The relevant legislation, the Regency Acts 1937 to 1953, deal with four potential scenarios:

  • A monarch succeeding to the Throne before the age of 18
  • A monarch becoming permanently incapacitated
  • A monarch becoming temporarily incapacitated
  • The absence of a monarch from the United Kingdom

For the first two scenarios, the 1937 Act made provision for the next in line to the Throne (assuming they were 18) being made Regent. And for the second two, the appointment of Counsellors of State to act on the monarch’s behalf.


In a Regency, a “Regent” is appointed to act on the monarch’s behalf.

A Regency applies if a monarch succeeds to the Throne before the age of 18, or if a monarch becomes permanently incapacitated due to “infirmity of mind or body”.

If a monarch becomes permanently incapacitated, the Regent assumes most of the monarch’s “Royal functions”, except granting Royal Assent to a Bill which alters the line of succession or the Scottish system of Presbyterian church government.

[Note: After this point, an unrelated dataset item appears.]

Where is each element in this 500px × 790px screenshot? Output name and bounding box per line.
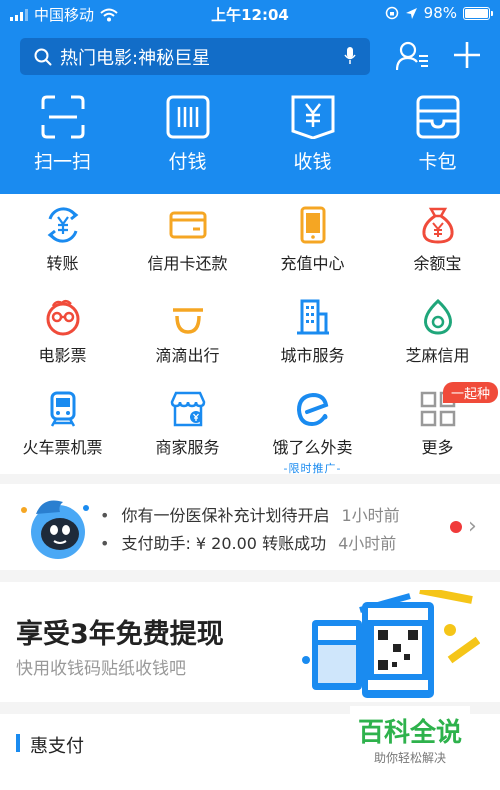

The Regent is the heir to the Throne unless they have not reached the age of 18. In such a case, the Regent is the next in the line of succession who has reached the age of 21.

Counsellors of State

In the case of temporary incapacity or absence from the UK, then the monarch can appoint “Counsellors of State” via Letters Patent.

These are all members of the Royal Family who have reached the age of 21 (except the heir to the Throne, who only needs to be 18). Two or more can carry out most Royal functions. They cannot, however, create peers or dissolve Parliament without the express permission of the monarch.

A Regency has not been required in the UK in more than 200 years. Counsellors of State, however, have often carried out Royal functions. In February 1974, for example, the Queen Mother and Princess Margaret declared a state of emergency and dissolved Parliament.